Despite the confusion over residency, the transition to same-sex marriage in Massachusetts has been “effortless,” said Mary Bonauto, a lawyer for Gay and Lesbian Advocates and Defenders who argued the landmark case in Boston.
“Prior to May 17, many people just could not conceive of a world in which same-sex couples would be making this commitment, and it is now de rigueur,” she said, noting that thousands of gay and lesbian couples have married in Massachusetts.
When the Washington lawsuits were filed in March and April, Judge Downing promised a swift response.
His ruling stressed the complexity of what he called “wedlock deadlock.” Never, he wrote, “could this or any court find itself more in tune with the lofty goals advanced by every party to a lawsuit.”
Same-sex marriage, Downing said, remains an issue about which “people of the highest intellect, the deepest morality and the broadest public vision maintain divergent opinions, strongly held in good faith and all worthy of great respect.”
Indeed, before revealing his opinion, Downing said he would “like nothing better than to stop at this point, and with a warm and sincere pat on the back, to send all the parties off to the State Supreme Court or the state Legislature or both.”
At a news conference here Wednesday, one of the plaintiff couples expressed joy that Downing did not defer to the Legislature or another court.
Beth Reis, 52, and Barbara Steele, 63, said they had been together for 27 years. One of their four children died in an automobile accident in 2001, and their three surviving children were all “in long-term, committed, heterosexual relationships.” Reis and Steele have 11 grandchildren, three step-grandchildren and one great-grandchild.
“I am just so happy,” Steele said. “After 27 years we are finally getting the recognition and protection we deserve. Just the security of knowing that in a medical emergency we will be allowed to speak for each other, to hold each other’s hand in the emergency room.”
Reis added: “Knowing that if we have to go to a nursing home someday we can share a room. We can be buried side by side.
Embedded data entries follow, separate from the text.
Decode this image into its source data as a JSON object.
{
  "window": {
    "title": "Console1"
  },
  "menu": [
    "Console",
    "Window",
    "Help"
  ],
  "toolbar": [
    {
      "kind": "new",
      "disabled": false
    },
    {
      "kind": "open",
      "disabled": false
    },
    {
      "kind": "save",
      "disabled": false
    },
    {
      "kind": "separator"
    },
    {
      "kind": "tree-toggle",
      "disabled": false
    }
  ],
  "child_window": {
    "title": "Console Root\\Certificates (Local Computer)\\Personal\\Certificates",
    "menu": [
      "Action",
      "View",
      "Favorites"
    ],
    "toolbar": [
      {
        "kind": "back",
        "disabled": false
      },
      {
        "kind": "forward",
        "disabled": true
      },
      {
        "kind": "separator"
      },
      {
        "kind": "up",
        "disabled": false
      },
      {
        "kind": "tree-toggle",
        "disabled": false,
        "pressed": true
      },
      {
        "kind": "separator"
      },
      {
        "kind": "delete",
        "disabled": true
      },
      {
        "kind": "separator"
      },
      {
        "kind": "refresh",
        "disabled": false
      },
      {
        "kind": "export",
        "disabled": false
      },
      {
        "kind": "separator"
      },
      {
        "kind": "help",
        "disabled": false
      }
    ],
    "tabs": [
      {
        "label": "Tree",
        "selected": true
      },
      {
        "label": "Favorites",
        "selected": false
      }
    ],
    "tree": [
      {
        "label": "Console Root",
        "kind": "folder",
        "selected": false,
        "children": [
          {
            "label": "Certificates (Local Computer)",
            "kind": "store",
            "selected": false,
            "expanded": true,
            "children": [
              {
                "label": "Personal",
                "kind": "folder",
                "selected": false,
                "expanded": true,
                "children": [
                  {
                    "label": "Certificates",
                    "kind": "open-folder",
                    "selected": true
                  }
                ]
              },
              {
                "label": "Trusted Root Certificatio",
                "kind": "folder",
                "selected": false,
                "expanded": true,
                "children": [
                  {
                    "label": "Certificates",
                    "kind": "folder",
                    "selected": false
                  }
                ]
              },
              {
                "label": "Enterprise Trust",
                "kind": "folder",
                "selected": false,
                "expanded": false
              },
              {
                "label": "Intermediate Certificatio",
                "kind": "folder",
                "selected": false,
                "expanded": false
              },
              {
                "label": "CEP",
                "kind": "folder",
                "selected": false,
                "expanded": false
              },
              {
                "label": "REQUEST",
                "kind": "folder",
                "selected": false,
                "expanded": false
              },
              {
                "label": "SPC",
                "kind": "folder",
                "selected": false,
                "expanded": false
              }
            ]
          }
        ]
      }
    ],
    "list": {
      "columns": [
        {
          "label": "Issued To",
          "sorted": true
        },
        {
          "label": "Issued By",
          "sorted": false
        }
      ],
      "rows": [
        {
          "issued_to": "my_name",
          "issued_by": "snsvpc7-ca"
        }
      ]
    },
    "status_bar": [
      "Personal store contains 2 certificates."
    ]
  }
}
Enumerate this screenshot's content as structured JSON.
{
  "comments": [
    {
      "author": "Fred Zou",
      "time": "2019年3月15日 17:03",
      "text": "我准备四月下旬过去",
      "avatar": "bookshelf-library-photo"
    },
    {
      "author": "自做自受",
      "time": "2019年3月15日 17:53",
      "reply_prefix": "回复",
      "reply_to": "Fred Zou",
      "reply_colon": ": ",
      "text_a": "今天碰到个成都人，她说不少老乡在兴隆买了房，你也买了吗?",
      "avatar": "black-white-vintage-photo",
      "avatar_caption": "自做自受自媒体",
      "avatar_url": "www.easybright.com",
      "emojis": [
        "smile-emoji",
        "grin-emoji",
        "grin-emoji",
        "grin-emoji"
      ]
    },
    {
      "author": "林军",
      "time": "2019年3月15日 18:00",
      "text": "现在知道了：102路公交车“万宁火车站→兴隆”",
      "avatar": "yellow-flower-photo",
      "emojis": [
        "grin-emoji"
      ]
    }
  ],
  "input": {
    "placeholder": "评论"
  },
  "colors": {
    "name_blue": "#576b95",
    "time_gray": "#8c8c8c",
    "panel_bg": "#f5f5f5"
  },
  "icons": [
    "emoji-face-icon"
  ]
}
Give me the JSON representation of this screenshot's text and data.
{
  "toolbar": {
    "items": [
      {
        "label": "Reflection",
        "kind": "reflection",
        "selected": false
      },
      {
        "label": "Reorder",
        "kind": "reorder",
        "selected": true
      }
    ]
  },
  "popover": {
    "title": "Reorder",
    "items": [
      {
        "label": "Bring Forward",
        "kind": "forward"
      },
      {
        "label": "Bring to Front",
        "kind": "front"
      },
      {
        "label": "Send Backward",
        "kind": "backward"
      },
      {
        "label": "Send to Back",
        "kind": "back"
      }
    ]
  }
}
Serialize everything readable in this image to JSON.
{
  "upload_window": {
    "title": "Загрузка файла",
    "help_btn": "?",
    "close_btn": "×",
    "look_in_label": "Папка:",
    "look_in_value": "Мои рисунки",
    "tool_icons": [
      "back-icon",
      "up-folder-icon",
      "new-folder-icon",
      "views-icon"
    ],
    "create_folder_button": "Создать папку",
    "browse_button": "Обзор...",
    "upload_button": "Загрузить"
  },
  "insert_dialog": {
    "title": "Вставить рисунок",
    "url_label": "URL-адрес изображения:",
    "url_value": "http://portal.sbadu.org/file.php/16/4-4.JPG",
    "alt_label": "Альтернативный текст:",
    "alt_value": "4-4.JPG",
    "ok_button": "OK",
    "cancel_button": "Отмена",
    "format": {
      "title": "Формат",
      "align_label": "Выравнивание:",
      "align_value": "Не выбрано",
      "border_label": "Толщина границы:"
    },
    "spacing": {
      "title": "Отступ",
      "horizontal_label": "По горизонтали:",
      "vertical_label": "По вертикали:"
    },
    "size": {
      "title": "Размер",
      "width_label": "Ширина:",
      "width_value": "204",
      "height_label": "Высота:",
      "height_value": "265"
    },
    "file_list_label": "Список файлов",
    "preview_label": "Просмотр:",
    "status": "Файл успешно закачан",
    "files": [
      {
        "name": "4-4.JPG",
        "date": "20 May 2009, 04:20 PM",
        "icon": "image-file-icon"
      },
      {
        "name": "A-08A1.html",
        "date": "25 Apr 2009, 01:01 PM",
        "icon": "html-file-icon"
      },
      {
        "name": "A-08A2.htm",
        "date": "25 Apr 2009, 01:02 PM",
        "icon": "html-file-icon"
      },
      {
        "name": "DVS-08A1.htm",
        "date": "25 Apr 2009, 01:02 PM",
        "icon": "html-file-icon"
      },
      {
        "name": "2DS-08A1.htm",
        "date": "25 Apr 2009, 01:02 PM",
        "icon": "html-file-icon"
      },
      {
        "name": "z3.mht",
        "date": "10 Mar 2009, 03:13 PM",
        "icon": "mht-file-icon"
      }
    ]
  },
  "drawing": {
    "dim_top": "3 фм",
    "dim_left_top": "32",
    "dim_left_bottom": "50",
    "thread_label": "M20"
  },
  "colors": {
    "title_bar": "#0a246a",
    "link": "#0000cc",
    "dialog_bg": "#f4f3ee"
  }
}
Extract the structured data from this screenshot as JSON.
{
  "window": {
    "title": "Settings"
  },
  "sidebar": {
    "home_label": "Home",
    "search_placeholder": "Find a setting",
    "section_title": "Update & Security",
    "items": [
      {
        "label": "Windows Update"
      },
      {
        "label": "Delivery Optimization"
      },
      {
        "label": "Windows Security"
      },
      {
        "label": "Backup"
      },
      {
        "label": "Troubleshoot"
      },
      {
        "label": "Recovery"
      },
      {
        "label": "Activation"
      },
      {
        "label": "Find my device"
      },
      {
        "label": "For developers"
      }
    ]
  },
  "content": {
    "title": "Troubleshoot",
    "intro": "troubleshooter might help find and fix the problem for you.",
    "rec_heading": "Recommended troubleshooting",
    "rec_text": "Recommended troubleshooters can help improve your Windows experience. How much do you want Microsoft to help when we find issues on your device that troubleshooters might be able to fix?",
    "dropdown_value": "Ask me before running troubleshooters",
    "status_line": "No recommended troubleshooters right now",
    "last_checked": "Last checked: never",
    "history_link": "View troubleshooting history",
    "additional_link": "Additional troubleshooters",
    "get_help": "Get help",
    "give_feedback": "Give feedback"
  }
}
Marriage gives us all the protection we have lived without all these years.”
King County Executive Ron Sims, a defendant in the lawsuit, issued a statement applauding the decision. Although he said he strongly supported same-sex marriage, Sims had barred county staff from granting marriage licenses to gay and lesbian couples because he wanted to force a court decision.
“This is an issue of equality under the law, and the courts are the appropriate place to resolve such issues,” he said.
Sims praised the couples who filed the lawsuit. “They had the courage of their convictions,” he said.
Marshall reported from Seattle and Mehren from Boston.